12 nov. 2021 Théophile Robert 145 vues

Le marché immobilier a encore marqué des records en 2021. Mais cela est-il vraiment un bon signe ? Comment l'interpréter ? Quels sont les risques ? L'investissement locatif est-il toujours intéressant ? Pour répondre à toutes ces questions, Assurland a interviewé Sandrine Allonier, porte-parole et directrice de la communication du courtier en ligne Vousfinancer.com.

Comment expliquer les productions de crédit record en 2021 ?

En effet, la production a été record cette année. En août 2021, sur les huit premiers mois de l'année 2021, la production de crédit a atteint 150,6 milliards d'euros hors renégociations, contre 118 milliards à la même période en 2020. C'est une hausse de 27,6 % en seulement un an, c'est énorme !

D'autant plus que cette production record n'est liée qu'à des transactions immobilières, puisqu'on ne regarde que la production hors renégociations. On a tout de même eu pas mal de renégociations en 2021, mais moins que les autres années, aux alentours de 10 à 15 %. On devrait dépasser les 1,2 millions de transactions immobilières en 2021, ce qui est également un record.

Ce phénomène est lié à plusieurs éléments.

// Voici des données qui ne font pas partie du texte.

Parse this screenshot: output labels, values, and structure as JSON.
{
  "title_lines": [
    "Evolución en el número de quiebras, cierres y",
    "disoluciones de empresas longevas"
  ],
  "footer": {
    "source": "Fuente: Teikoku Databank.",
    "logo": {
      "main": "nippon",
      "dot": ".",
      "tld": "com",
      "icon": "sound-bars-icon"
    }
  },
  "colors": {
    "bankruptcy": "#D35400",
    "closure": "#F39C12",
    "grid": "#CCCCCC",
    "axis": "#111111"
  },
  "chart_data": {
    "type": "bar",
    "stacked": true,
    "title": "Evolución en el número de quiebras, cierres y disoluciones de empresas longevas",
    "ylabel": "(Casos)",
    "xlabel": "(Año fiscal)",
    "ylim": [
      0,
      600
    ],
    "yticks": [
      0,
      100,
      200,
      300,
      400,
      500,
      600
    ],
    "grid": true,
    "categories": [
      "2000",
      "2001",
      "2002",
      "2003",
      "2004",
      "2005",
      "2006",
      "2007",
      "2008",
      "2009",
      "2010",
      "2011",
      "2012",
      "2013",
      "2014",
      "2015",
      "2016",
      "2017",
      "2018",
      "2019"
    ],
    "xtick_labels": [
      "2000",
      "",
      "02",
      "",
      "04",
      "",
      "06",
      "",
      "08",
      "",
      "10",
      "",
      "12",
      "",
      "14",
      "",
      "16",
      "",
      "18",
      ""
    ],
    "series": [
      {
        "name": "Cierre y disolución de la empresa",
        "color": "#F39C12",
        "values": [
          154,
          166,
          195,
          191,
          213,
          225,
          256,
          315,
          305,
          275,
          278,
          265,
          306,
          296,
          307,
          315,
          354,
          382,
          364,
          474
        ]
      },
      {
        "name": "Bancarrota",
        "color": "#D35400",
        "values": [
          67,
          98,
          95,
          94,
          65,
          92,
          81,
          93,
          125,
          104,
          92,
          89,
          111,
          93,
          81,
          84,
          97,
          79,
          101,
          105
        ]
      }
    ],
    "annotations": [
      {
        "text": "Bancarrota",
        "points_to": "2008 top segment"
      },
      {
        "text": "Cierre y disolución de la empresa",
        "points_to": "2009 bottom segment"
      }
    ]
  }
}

Premièrement des taux records. Ensuite, toutes les classes d'acheteurs ont été boostés cette année : primo-accédants, secundo-accédants qui profitent de la plus-value réalisée sur leurs biens avec la hausse des prix pour revendre et acheter plus grand, mais aussi les investisseurs. Ils restent très présents sur le marché car après une année 2020 compliquée, l'immobilier est plus que jamais considéré comme une valeur refuge.

2021 a également été une année post-Covid. Il y a eu un changement des habitudes de logement des Français et il y a eu un redémarrage de l'achat des résidences secondaires suite au confinement et au Covid.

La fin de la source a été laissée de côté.